Krispy Kreme raked in $6.8 million or nine cents a share compared to $5 million or seven cents a share the year prior.
The company has already began the process for new locations in Houston and the inking of a development agreement with Dulce Restaurants.
"We are thrilled that Dulce Restaurants has chosen to add portions of Houston to its development plans," Patricia Perry, vice president of domestic franchise development at Krispy Kreme said in a statement. "Mr. Perales and his team bring extensive guest relations and operational experience, as well as a longstanding and successful history in the market."
There are more than 240 locations throughout the United States. More than 560 franchise locations exist in 22 countries.
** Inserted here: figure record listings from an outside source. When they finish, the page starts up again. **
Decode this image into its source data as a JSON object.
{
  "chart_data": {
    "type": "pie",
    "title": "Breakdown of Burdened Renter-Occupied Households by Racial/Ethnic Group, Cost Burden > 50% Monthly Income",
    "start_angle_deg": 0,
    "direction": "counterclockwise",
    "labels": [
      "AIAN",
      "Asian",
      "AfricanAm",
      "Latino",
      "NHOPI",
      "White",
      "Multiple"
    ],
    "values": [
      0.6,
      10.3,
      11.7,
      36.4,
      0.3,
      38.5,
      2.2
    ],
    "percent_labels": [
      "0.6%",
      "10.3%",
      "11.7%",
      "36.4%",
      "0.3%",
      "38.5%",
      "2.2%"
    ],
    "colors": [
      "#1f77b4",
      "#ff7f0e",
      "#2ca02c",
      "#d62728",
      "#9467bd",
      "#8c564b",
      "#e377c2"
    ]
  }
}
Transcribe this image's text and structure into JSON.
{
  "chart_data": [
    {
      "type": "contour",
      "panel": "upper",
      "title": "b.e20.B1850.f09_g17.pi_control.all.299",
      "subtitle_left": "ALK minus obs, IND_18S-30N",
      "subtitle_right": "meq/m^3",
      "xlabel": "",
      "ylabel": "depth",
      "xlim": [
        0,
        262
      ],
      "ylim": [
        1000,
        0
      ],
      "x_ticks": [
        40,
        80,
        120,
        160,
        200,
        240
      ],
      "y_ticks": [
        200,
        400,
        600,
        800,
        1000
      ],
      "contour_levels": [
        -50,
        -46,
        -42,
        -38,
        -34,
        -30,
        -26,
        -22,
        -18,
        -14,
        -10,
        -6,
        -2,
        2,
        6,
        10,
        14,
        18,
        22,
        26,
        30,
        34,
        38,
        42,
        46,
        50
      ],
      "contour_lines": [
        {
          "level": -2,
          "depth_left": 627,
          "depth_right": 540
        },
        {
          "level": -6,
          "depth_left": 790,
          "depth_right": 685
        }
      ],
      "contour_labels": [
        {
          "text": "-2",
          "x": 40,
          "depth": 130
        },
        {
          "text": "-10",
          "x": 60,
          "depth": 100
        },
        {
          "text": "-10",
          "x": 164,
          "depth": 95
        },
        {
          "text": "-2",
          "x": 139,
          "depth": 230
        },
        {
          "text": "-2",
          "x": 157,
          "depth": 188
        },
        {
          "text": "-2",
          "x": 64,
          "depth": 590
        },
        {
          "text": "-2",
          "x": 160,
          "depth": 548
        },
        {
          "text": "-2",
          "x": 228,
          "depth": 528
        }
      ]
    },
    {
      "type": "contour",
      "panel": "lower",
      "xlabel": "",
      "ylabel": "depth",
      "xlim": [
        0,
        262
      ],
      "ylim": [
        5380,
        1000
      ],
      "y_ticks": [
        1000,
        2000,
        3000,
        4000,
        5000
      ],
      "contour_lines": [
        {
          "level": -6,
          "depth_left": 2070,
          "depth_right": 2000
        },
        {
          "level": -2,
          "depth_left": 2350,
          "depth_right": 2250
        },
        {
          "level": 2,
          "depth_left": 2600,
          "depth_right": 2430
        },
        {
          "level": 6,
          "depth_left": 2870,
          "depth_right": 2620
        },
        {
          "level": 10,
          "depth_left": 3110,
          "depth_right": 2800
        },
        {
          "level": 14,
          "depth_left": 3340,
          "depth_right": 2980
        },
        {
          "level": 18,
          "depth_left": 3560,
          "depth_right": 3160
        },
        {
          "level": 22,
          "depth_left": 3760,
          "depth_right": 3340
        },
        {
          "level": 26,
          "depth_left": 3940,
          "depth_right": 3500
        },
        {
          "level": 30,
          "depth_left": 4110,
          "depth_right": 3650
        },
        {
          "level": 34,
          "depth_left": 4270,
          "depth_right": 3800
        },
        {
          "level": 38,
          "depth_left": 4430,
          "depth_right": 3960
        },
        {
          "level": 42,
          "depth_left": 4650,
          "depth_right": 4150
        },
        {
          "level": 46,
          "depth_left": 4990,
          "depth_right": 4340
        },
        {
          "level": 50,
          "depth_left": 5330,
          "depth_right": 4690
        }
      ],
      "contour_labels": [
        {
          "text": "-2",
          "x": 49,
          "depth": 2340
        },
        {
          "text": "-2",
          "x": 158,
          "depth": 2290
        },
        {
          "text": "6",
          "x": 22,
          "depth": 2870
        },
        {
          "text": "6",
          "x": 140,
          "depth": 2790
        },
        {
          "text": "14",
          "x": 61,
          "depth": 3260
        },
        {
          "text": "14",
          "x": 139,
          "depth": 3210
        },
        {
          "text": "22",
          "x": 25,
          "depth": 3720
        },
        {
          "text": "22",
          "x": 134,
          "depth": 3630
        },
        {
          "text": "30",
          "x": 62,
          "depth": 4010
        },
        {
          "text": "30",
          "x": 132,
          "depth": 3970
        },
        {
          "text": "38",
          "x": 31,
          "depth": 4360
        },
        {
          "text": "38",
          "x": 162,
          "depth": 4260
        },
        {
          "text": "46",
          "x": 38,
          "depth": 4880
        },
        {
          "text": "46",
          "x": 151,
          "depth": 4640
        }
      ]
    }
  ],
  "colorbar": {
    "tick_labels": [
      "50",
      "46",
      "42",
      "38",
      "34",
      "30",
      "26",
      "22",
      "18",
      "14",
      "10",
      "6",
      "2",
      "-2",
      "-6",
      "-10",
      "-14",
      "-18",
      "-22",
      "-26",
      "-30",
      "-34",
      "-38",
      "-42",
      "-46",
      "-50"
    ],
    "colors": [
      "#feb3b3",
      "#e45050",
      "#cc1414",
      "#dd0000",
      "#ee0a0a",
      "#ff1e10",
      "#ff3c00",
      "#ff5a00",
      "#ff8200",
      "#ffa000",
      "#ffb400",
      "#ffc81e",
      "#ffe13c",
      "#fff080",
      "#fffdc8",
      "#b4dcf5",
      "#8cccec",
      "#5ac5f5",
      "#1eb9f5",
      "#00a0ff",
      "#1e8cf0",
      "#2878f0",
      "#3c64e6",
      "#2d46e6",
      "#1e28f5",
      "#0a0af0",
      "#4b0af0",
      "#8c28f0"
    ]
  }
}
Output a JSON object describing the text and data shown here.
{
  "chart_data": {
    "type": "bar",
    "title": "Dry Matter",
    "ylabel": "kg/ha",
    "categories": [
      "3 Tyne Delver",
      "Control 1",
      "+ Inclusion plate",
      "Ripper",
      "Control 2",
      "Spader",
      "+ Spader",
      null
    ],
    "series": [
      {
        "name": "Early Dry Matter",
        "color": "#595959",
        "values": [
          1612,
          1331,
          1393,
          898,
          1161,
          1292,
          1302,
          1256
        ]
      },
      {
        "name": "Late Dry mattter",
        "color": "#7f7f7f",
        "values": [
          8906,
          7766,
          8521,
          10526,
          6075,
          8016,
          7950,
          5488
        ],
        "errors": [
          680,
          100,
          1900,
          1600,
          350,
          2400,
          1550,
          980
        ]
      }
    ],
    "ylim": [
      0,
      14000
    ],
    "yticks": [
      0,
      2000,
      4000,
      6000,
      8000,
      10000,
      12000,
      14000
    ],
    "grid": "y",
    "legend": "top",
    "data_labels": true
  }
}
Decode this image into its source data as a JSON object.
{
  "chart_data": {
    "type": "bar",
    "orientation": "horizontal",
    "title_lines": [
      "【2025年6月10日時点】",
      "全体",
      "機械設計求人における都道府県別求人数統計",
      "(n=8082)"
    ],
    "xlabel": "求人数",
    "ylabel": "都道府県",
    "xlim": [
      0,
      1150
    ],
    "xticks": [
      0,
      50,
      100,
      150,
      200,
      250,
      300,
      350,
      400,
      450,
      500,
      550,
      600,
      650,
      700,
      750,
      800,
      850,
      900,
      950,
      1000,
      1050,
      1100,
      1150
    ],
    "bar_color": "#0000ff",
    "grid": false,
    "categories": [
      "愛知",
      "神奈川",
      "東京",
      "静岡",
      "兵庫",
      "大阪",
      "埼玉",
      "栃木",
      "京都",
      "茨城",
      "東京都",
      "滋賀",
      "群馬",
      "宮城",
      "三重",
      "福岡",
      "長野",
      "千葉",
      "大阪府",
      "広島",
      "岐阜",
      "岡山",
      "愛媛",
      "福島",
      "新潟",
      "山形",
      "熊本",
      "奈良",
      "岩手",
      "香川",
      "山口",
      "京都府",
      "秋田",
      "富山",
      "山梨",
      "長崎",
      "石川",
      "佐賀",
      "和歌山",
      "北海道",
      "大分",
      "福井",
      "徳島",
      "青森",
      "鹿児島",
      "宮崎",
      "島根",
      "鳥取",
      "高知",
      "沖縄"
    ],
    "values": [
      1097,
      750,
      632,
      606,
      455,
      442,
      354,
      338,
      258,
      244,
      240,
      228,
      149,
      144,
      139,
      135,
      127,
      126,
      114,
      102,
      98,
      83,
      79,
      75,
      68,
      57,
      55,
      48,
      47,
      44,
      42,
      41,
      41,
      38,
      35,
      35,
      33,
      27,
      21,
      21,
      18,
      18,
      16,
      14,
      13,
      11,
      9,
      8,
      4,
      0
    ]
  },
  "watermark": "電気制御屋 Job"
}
"Seeing the response and admiration for Krispy Kreme and our Original Glazed® doughnuts in Dallas has been a rewarding experience for me and my team," Guillermo Perales, president and chief executive officer of Sun Holdings, LLC said in a statement. "With our plans to continue developing the Dallas market now finalized and underway, we are excited by the opportunity to expand our relationship with Krispy Kreme and to make our one-of-a-kind sweet treats available in Houston."